Es en la comunidad Real de la Maroma, en el otrora Partido de Catorce. Del álamo frente a la capilla, como listones de carne seca, cuelgan los cuerpos de mi bisabuelo Ciríaco y mis tíos abuelos Josefo y Bernardo. Cornelia, mi bisabuela, yace atrás del paredón de la iglesia, los carrancistas se solazaron con su cuerpo hasta que la mujer pidió, rogó, que la mataran. No se sabe cuánto tiempo los hombres del general coahuilense insistieron en sus entrañas. Alguien, es posible que una de mis tías abuelas, dijo que la encontraron boca abajo, cubierta con unas ramas de la hierba de San Jorge. El recuerdo me lo cuenta mi madre, como si se sumergiera en una nebulosa de la que es difícil salir. A mi abuelo Nacho lo escondieron sus hermanas debajo de un pirul. No habían tenido oportunidad de escapar de las tropas cuando los vecinos dieron el grito de alarma y emprendieron el eterno viaje a Potrerillos, cañón de la sierra de Catorce en el que se guarecían de las embestidas de los diferentes ejércitos revolucionarios. Siempre fue Potrerillos el lugar para la paz, el refugio donde a base de quiotes dulces se apaciguaba el hambre de los niños. Muchos años más tarde, cuando el gobierno de México abrió su espacio aéreo a la aviación estadounidense en plena Segunda Guerra Mundial, fue la abuela Juana quien dijo: Avelina, ahí andan ya los pájaros de fierro en el cielo, ya se va a acabar el mundo, vámonos para Potrerillos.
De muchas formas, La palabra que aparece, de Enrique Díaz, me lleva a reconocer, a nombrar la violencia que vivieron mis ancestros. En otro lugar, en algún punto de Montforte de Lemos, en plena Guerra Civil española, son otros los ahorcados, también míos, siete de la familia Quiroga que cuelgan como carne seca y de los que no se pudo hablar por más de cuarenta años de infeliz y oprobiosa dictadura. Parafraseando a Enrique Díaz, estas y otras más son mis imágenes -que se insubordinan incluso a las narrativas familiares que tratan de ocultar-, para dar cuenta de lo borrado, de lo silenciado.
No fue fácil, debo decirlo, acometer la lectura de este libro, de esta cartografía de la guerra donde se da santo y seña de la oscuridad de la que estamos hechos, de la terca insidia por acabar, aniquilar al otro.
Parece que nada hemos aprendido de la guerra y su manto de aniquilación. Solo en las últimas semanas la humanidad se ha postrado frente a la mano de lagarto de algún generalote ruso o norteamericano frente a los dispositivos nucleares. Nadie se ha preguntado a qué se refiere el presidente Putin cuando da cuenta de la limpieza étnica por parte del ejército de Ucrania en la región del Dombás desde 2014. Parece, sin embargo, que los europeos dejarán hacer al presidente ruso y así no dilatar el conflicto. Nunca es así. En la guerra no hay vencedores en el sentido estricto: bien lo señala Enrique Díaz: “Tampoco hay vencedores y vencidos, mas bien seres que se involucran en una tarea absurda”.

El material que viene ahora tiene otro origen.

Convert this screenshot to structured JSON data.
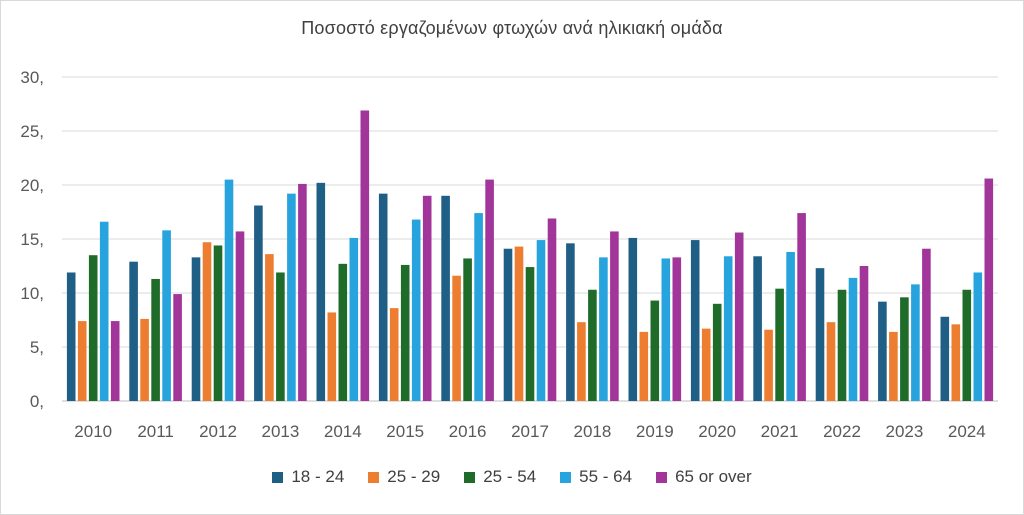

De Elías Canneti a Virginia Woolf, de Walter Benjamin a Svetlana Alexievich, en La palabra que aparece Enrique Díaz recorre esa condición trágica del ser humano que se remonta a la Ilíada donde nos sobrecoje la escena donde el padre de Héctor, el rey Príamo, ruega a Aquiles por el cuerpo de su amado hijo. El pélida y el troyano lloran frente al duelo que los iguala, el dolor que empareja el suelo frente a la pérdida de Patroclo y Héctor. Esa escena es también la que ocurre en los corredores humanitarios de Ucrania saboteados una y otra vez por las tropas de ambos países. En ese sentido, Díaz escribe que “expertos como Goerge Steiner o Carlos García Gual, suelen ver en el final de la Ilíada, el triunfo de la compasión y el origen del humanismo en Occidente”.
En México, es una madre la que busca a su hijo desaparecido en las calles de Arteaga y Félix Uresti Gómez, en 1974, quien se convirtió en la narrativa de la defensa de los derechos humanos en las últimas décadas. Todos podemos dar testimonio de doña Rosario Ibarra de Piedra con la fotografía en el pecho de su hijo desaparecido. Esa contranarrativa, como bien se explica en esta obra, pone de relieve la guerra sucia en México que parece continuar, hasta fundirse, con las voces, las narraciones de otras madres que hunden sobre la tierra su cayado en busca de otros hijos desaparecidos en la infausta guerra contra el narco. Nada hemos aprendido. Así “como los testimonios de los supervivientes nahuas reunidos en Visión de los vencidos” esa fotografía en el plexo solar de doña Rosario, nos aproxima a la cultura borrada.
Y sin embargo, la literatura y las artes en general, nos impelen a que el recuerdo, la memoria, no desaparezca. Del Guernica de Picasso a los Muchachos de zinc de Svetlana Alexievich, de las imágenes de hoy por la mañana donde el presidente Zelensky condecora a niños por su heroica labor en la defensa de su país al cada vez más resuelto Vladimir Putin que más bien parece que la guerra le sienta bien, como les sentó bien a los gobiernos tenernos dos años atrapados en el terror de una batalla contra el Covid 19. No hemos hablado de nuestros muertos recientes, de los que se fueron porque un bicho entró en sus cuerpos para convertilos en una amenaza, de los sistemas de control cohercitivo para hacer frente absurdamente a unos contagios que no se podían parar.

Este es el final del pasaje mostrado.